Quote: (11-16-2018 08:47 AM)GlobalMan Wrote:
Weird, I guess my first hand experience was just a dream.
Of course there are problems in small town America TM, obesity etc etc. But it is simply a fact that there still exists sweet and feminine Southern and Midwestern gals, and that they exist in far higher numbers than in the city.
I contend that you in fact don't know what you're talking about. You seem to be just repeating the standard line of dumping on "flyover country" without any real experience or balanced view.
Leonard's run his own "small town living" datasheet for a while, and I recall him drawing the distinction between "working towns" and "non-working towns".
The problem is that a
lot of small town America, including small cities, has drifted into the latter category. What used to be inner city problems in the 1970s and 1980s are now increasingly defining small towns, instead. My own hometown in the lower midwest/mid-south not the least among them. My suspicion is that when opportunities thin out, men with a strong sense of duty to themselves and their families tend to bail out first. You see a rapid downward spiral as communities fall into the hands of less capable, lower-energy people. A sweet/feminine woman isn't necessarily enough compensation for living around that.

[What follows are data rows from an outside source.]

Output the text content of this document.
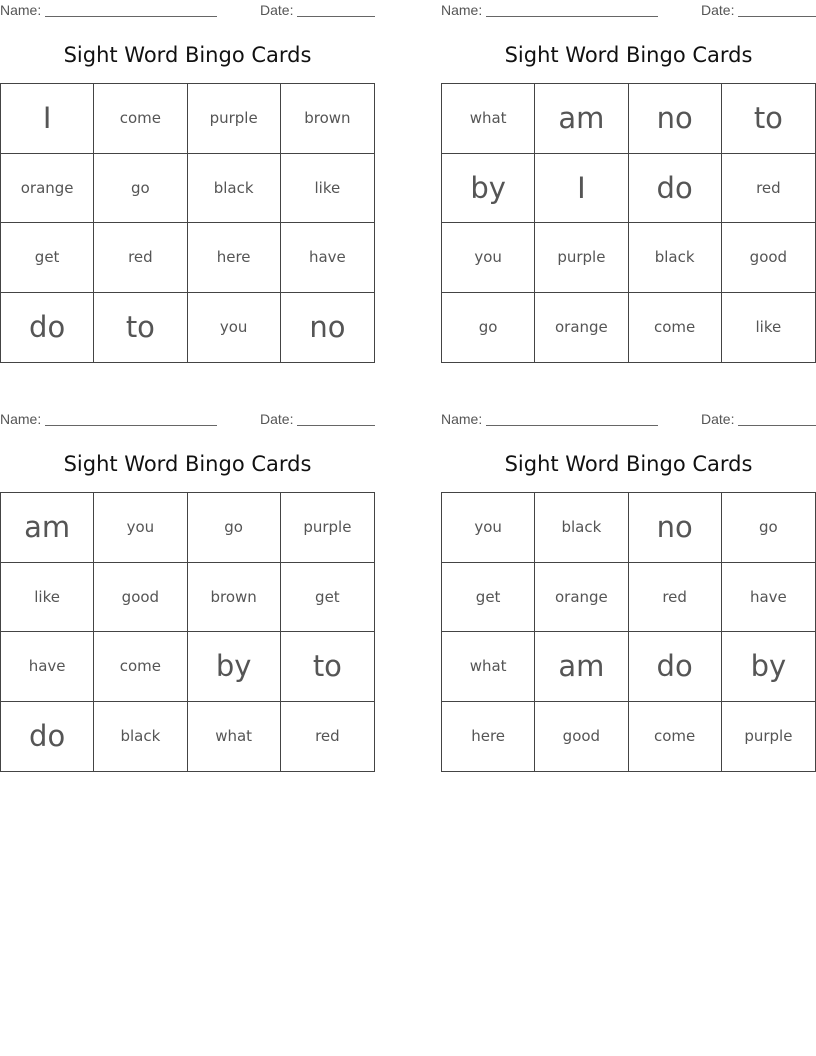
Name:	Date:
Sight Word Bingo Cards
I	come	purple	brown
orange	go	black	like
get	red	here	have
do	to	you	no
Name:	Date:
Sight Word Bingo Cards
what	am	no	to
by	I	do	red
you	purple	black	good
go	orange	come	like
Name:	Date:
Sight Word Bingo Cards
am	you	go	purple
like	good	brown	get
have	come	by	to
do	black	what	red
Name:	Date:
Sight Word Bingo Cards
you	black	no	go
get	orange	red	have
what	am	do	by
here	good	come	purple
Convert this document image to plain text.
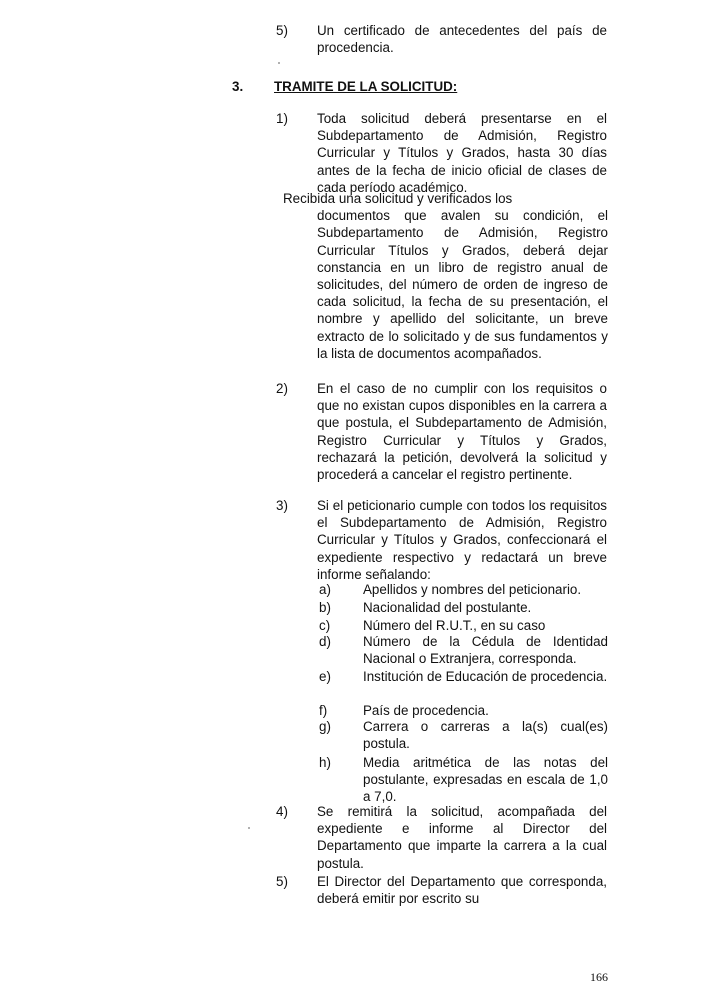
5) Un certificado de antecedentes del país de procedencia.
3. TRAMITE DE LA SOLICITUD:
1) Toda solicitud deberá presentarse en el Subdepartamento de Admisión, Registro Curricular y Títulos y Grados, hasta 30 días antes de la fecha de inicio oficial de clases de cada período académico.
Recibida una solicitud y verificados los
documentos que avalen su condición, el Subdepartamento de Admisión, Registro Curricular Títulos y Grados, deberá dejar constancia en un libro de registro anual de solicitudes, del número de orden de ingreso de cada solicitud, la fecha de su presentación, el nombre y apellido del solicitante, un breve extracto de lo solicitado y de sus fundamentos y la lista de documentos acompañados.
2) En el caso de no cumplir con los requisitos o que no existan cupos disponibles en la carrera a que postula, el Subdepartamento de Admisión, Registro Curricular y Títulos y Grados, rechazará la petición, devolverá la solicitud y procederá a cancelar el registro pertinente.
3) Si el peticionario cumple con todos los requisitos el Subdepartamento de Admisión, Registro Curricular y Títulos y Grados, confeccionará el expediente respectivo y redactará un breve informe señalando:
a) Apellidos y nombres del peticionario.
b) Nacionalidad del postulante.
c) Número del R.U.T., en su caso
d) Número de la Cédula de Identidad Nacional o Extranjera, corresponda.
e) Institución de Educación de procedencia.
f)	País de procedencia.
g) Carrera o carreras a la(s) cual(es) postula.
h) Media aritmética de las notas del postulante, expresadas en escala de 1,0 a 7,0.
4) Se remitirá la solicitud, acompañada del expediente e informe al Director del Departamento que imparte la carrera a la cual postula.
5) El Director del Departamento que corresponda, deberá emitir por escrito su
166
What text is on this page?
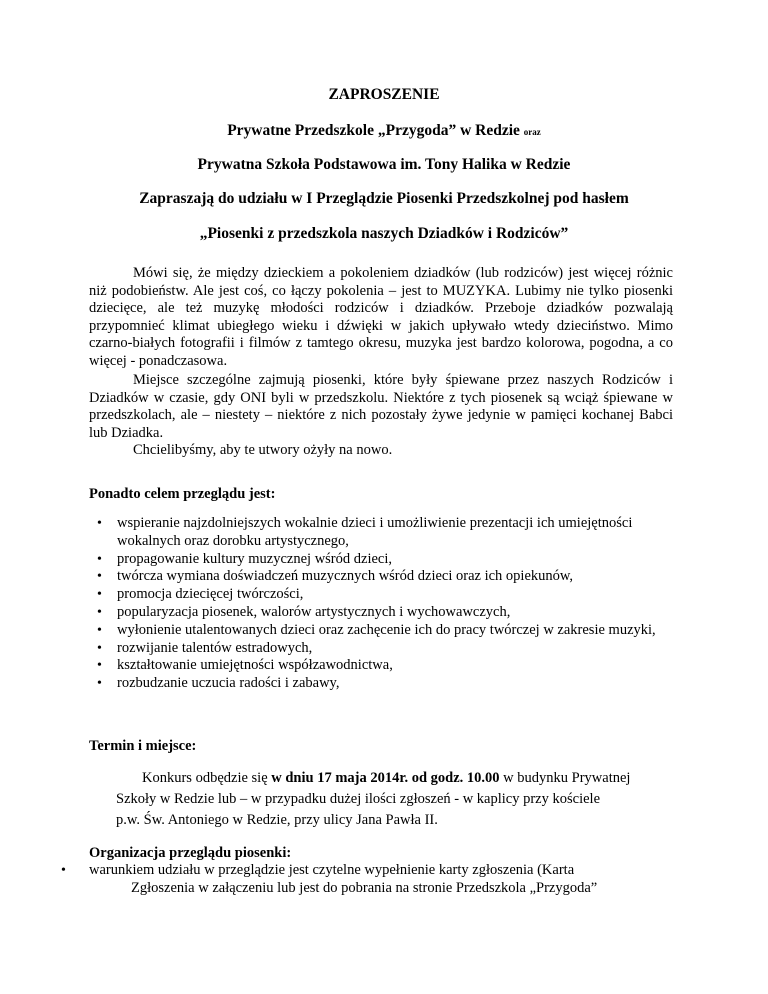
ZAPROSZENIE
Prywatne Przedszkole „Przygoda” w Redzie oraz
Prywatna Szkoła Podstawowa im. Tony Halika w Redzie
Zapraszają do udziału w I Przeglądzie Piosenki Przedszkolnej pod hasłem
„Piosenki z przedszkola naszych Dziadków i Rodziców”

Mówi się, że między dzieckiem a pokoleniem dziadków (lub rodziców) jest więcej różnic niż podobieństw. Ale jest coś, co łączy pokolenia – jest to MUZYKA. Lubimy nie tylko piosenki dziecięce, ale też muzykę młodości rodziców i dziadków. Przeboje dziadków pozwalają przypomnieć klimat ubiegłego wieku i dźwięki w jakich upływało wtedy dzieciństwo. Mimo czarno-białych fotografii i filmów z tamtego okresu, muzyka jest bardzo kolorowa, pogodna, a co więcej - ponadczasowa.

Miejsce szczególne zajmują piosenki, które były śpiewane przez naszych Rodziców i Dziadków w czasie, gdy ONI byli w przedszkolu. Niektóre z tych piosenek są wciąż śpiewane w przedszkolach, ale – niestety – niektóre z nich pozostały żywe jedynie w pamięci kochanej Babci lub Dziadka.

Chcielibyśmy, aby te utwory ożyły na nowo.

Ponadto celem przeglądu jest:
• wspieranie najzdolniejszych wokalnie dzieci i umożliwienie prezentacji ich umiejętności wokalnych oraz dorobku artystycznego,
• propagowanie kultury muzycznej wśród dzieci,
• twórcza wymiana doświadczeń muzycznych wśród dzieci oraz ich opiekunów,
• promocja dziecięcej twórczości,
• popularyzacja piosenek, walorów artystycznych i wychowawczych,
• wyłonienie utalentowanych dzieci oraz zachęcenie ich do pracy twórczej w zakresie muzyki,
• rozwijanie talentów estradowych,
• kształtowanie umiejętności współzawodnictwa,
• rozbudzanie uczucia radości i zabawy,
Termin i miejsce:
Konkurs odbędzie się w dniu 17 maja 2014r. od godz. 10.00 w budynku Prywatnej
Szkoły w Redzie lub – w przypadku dużej ilości zgłoszeń - w kaplicy przy kościele
p.w. Św. Antoniego w Redzie, przy ulicy Jana Pawła II.
Organizacja przeglądu piosenki:
• warunkiem udziału w przeglądzie jest czytelne wypełnienie karty zgłoszenia (Karta
Zgłoszenia w załączeniu lub jest do pobrania na stronie Przedszkola „Przygoda”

Point is, there's lots of nice small towns, but they're going to tend to be connected to larger economies that give the place
a few different reasons for existing and keeps everybody on their feet. As soon as somebody tells you "this town lives off the [insert one-trick cash cow - prison, retirees, tourists, mines, college, oil rigs, factory]", it's a good sign that the place only barely coasts along and you're probably gonna have a bad time.